5 elle ne fait rien de malhonnête, elle ne cherche point son intérêt, elle ne s’irrite point, elle ne soupçonne point le mal,

6 elle ne se réjouit point de l’injustice, mais elle se réjouit de la vérité;

7 elle excuse tout, elle croit tout, elle espère tout, elle supporte tout.

8 La charité ne périt jamais. Les prophéties prendront fin, les langues cesseront, la connaissance disparaîtra.

9 Car nous connaissons en partie, et nous prophétisons en partie,

10 mais quand ce qui est parfait sera venu, ce qui est partiel disparaîtra.

11 Lorsque j’étais enfant, je parlais comme un enfant, je pensais comme un enfant, je raisonnais comme un enfant; lorsque je suis devenu homme, j’ai fait disparaître ce qui était de l’enfant.

12 Aujourd’hui nous voyons au moyen d’un miroir, d’une manière obscure, mais alors nous verrons face à face; aujourd’hui je connais en partie, mais alors je connaîtrai comme j’ai été connu.

13 Maintenant donc ces trois choses demeurent: la foi, l’espérance, la charité; mais la plus grande de ces choses, c’est la charité.

Décidément, st Paul est côté Platon en pointant le doigt vers le ciel, source de l’Amour pur qui endure tout, y compris les difficultés.  

Comment parvenir à une telle perfection d’inspiration divine? N’est-elle pas une idéalisation inatteignable d’une exigence que tout esprit humain éveillé au dépassement de soi spontanément fait naître en lui? Une telle aspiration reléguée au rang d’une douce rêverie que les esprits physiques avisés laissent au rêveur le soin de s’y déployer et finalement se “planter”.

Pour avoir éprouvé tant de difficultés sur le chemin vers elle, si nombreux sommes-nous à considérer que plutôt que de nous obstiner à y persévérer mieux vaut nous tourner vers des valeurs plus sûres. D’où notre lente, mais inexorable descente vers le bas pour y trouver du bonheur en compagnie d’Aristote et les aspirations qu’il représente.

Aussi fatigante que soit la position de la tête tournée vers le haut, ce n’est tout de même pas pareil que de voir la tête haute remplie de superbe pour regarder de haut les autres. Paul appelle à une humilité que seulement le regard perspicace spirituel peut percevoir. 

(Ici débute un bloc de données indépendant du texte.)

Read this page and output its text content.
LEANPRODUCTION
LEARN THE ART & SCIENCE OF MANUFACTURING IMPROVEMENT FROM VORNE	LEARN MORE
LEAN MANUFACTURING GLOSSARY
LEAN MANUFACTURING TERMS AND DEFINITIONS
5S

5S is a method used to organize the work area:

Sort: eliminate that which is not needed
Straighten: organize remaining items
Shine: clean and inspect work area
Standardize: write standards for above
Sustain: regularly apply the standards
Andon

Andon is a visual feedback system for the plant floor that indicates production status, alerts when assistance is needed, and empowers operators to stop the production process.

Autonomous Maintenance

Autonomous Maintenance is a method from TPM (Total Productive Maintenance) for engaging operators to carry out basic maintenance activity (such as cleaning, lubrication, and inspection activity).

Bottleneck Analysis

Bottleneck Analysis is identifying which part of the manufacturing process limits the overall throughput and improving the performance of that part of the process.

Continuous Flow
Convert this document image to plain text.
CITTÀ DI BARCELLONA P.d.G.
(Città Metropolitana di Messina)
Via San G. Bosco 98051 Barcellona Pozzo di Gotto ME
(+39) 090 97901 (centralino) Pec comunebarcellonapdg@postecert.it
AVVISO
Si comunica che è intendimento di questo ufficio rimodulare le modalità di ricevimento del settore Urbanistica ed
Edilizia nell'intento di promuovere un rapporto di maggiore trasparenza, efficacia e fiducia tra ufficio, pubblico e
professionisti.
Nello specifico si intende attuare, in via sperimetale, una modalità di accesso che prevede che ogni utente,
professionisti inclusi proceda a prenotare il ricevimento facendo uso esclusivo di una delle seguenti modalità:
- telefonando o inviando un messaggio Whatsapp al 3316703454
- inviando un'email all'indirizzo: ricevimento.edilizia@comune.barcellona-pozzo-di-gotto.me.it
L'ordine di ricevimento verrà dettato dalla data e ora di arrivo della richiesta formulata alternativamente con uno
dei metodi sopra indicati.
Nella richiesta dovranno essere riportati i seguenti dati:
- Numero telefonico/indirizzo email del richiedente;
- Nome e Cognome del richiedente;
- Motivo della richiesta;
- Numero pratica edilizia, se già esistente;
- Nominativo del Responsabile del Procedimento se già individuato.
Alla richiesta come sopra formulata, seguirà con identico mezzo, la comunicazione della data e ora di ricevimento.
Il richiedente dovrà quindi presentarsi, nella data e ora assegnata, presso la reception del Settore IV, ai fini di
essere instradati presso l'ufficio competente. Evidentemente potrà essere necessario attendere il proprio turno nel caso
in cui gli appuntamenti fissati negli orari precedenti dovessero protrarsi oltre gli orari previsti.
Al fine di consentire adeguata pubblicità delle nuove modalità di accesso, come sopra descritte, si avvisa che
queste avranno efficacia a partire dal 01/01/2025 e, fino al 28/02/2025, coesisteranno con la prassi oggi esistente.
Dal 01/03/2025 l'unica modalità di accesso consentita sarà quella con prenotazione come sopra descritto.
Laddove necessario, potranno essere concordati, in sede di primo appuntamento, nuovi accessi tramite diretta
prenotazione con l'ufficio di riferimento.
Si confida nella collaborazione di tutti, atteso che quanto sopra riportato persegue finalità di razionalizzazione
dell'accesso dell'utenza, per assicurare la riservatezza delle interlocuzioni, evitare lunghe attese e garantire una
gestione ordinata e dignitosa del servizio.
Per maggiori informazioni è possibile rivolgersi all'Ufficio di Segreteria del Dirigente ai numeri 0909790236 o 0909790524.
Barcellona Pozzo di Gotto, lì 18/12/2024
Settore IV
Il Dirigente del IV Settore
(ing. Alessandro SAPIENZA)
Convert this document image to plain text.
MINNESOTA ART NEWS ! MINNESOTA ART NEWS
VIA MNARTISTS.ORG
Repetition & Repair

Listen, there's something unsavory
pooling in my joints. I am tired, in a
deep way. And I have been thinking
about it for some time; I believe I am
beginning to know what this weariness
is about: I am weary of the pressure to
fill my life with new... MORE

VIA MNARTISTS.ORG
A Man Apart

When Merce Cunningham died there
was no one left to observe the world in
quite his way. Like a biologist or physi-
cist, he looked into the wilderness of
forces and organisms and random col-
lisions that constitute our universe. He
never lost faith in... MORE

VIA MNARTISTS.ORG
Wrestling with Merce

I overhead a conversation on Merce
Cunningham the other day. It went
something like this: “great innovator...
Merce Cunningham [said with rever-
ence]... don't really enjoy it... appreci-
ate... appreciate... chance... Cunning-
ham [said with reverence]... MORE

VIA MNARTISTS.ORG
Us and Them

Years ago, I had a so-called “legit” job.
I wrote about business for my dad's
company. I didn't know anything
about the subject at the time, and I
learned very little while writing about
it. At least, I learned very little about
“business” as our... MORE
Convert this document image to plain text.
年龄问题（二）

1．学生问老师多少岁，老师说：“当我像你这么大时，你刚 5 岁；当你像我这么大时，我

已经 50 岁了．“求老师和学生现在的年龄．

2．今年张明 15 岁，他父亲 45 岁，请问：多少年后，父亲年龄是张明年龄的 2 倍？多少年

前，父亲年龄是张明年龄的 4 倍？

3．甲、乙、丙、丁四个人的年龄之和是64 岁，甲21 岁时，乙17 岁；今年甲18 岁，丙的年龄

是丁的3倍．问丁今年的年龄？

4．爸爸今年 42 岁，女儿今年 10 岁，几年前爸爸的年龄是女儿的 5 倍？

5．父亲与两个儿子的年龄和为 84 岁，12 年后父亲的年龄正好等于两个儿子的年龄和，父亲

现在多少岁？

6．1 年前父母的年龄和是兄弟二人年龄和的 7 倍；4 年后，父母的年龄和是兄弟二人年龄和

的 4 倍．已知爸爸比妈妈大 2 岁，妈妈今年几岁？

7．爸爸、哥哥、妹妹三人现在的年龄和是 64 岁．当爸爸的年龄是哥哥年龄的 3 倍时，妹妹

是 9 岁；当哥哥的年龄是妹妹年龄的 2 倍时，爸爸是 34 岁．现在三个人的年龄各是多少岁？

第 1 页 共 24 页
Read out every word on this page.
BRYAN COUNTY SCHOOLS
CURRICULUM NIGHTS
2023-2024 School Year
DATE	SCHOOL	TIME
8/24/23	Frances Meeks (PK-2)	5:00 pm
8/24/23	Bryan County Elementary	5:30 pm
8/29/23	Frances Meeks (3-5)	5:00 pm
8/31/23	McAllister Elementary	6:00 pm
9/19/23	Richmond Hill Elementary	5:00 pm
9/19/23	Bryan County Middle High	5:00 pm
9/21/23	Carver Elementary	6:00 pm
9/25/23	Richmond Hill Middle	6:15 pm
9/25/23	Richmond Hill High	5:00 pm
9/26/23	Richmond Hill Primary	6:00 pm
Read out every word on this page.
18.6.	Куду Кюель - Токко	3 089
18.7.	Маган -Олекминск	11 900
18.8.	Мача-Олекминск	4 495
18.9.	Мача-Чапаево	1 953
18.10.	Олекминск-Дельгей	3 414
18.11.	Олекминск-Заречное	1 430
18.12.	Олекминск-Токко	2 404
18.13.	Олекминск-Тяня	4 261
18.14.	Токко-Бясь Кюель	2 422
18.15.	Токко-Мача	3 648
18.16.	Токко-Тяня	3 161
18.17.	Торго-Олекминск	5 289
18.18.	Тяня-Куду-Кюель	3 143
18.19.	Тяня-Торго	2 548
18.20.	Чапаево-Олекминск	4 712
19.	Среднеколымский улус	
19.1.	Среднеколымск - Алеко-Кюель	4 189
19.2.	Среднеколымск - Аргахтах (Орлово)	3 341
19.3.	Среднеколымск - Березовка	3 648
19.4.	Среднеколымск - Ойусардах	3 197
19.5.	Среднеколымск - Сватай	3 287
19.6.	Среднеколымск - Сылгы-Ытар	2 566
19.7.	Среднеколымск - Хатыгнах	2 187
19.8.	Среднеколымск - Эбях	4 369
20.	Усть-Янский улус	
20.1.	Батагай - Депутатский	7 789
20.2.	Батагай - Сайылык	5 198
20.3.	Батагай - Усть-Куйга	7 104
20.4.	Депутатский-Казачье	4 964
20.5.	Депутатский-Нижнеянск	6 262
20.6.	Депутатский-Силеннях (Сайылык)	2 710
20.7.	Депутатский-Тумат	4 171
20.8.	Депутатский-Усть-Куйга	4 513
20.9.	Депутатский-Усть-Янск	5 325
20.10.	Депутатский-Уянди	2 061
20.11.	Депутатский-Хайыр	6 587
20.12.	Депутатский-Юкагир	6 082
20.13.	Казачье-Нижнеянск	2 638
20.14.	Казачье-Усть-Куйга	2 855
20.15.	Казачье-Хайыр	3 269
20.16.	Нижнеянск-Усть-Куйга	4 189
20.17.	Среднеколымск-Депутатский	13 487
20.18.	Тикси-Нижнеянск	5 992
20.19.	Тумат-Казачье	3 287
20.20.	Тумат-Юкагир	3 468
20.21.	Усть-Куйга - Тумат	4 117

Et du bonheur, vrai, simple à cultiver dans le jardin du foyer familial à la portée de la main et du corps, à la maison et dans le potager il y en a. A quoi bon nous triturer l’esprit comme un hassidim névrosé qui cherche le ciel dans la Tora et sans y parvenir le cherche dans les cabales pour peu que l’Éternel ne s’y cache ayant égaré quelques signaux faibles, ces traces de son passage d’autrefois et conservées dans les alvéoles d’un alphabet que l’intelligence humaine doit déchiffrer.

Non, c’est un jardin potager et ou à fleurs et d’autres plantes à senteurs qui réconcilie bien efficacement le présent avec le passé perdu, car émietté, fragmenté, oublié dans les méandres de la mémoire qui joue de mauvais tours, mais là, enfin! nous y voilà retrouvés avec nous-mêmes.

Réconciliation pas seulement langagière, elle est au cœur de la foi dont le porteur sait qu’il n’a jamais droit de perdre pieds sur terre. Il l’expérimente à même le sol de sa vie, à cœur ouvert à Dieu et à lui-même. Comme st Paul dans l’élan de son maître et tant d’autres avant et après, le croyant sait à quel point l’aspiration vers le haut, ne l’a jamais dispensé de cultiver le jardin du bonheur à la terrienne, c’est même la condition pour parvenir vers le haut. 

Comment alors comprendre le commandement d’amour vécu par le Christ dans sa chair dans ses joie (et dans ses peines) quotidiennes de sa vie familiale professionnelle et amicale. Avant de se révéler pleinement Dieu, il a été pleinement homme pour montrer avec une main l’importance d’être d’ici bas et avec l’autre l’évidence de se tourner vers là-haut. 

Les deux figures emblématiques de notre culture générale, Platon et Aristote peuplent notre imaginaire et planent sur nos désirs de vivre bien dès maintenant et peut être pour toujours. Et si nous éprouvons de la gêne, c’est que nos deux mouvements de bras ne sont pas encore totalement coordonnés, tellement “la tête” qui les commande n’a pas encore trouvé la réponse claire à la contradiction enregistrée et signalée. 

Pas de panique, c’est l’oeuvre de toute une vie que de chercher comment être à la fois dans notre potager et dans le jardin d’Éden.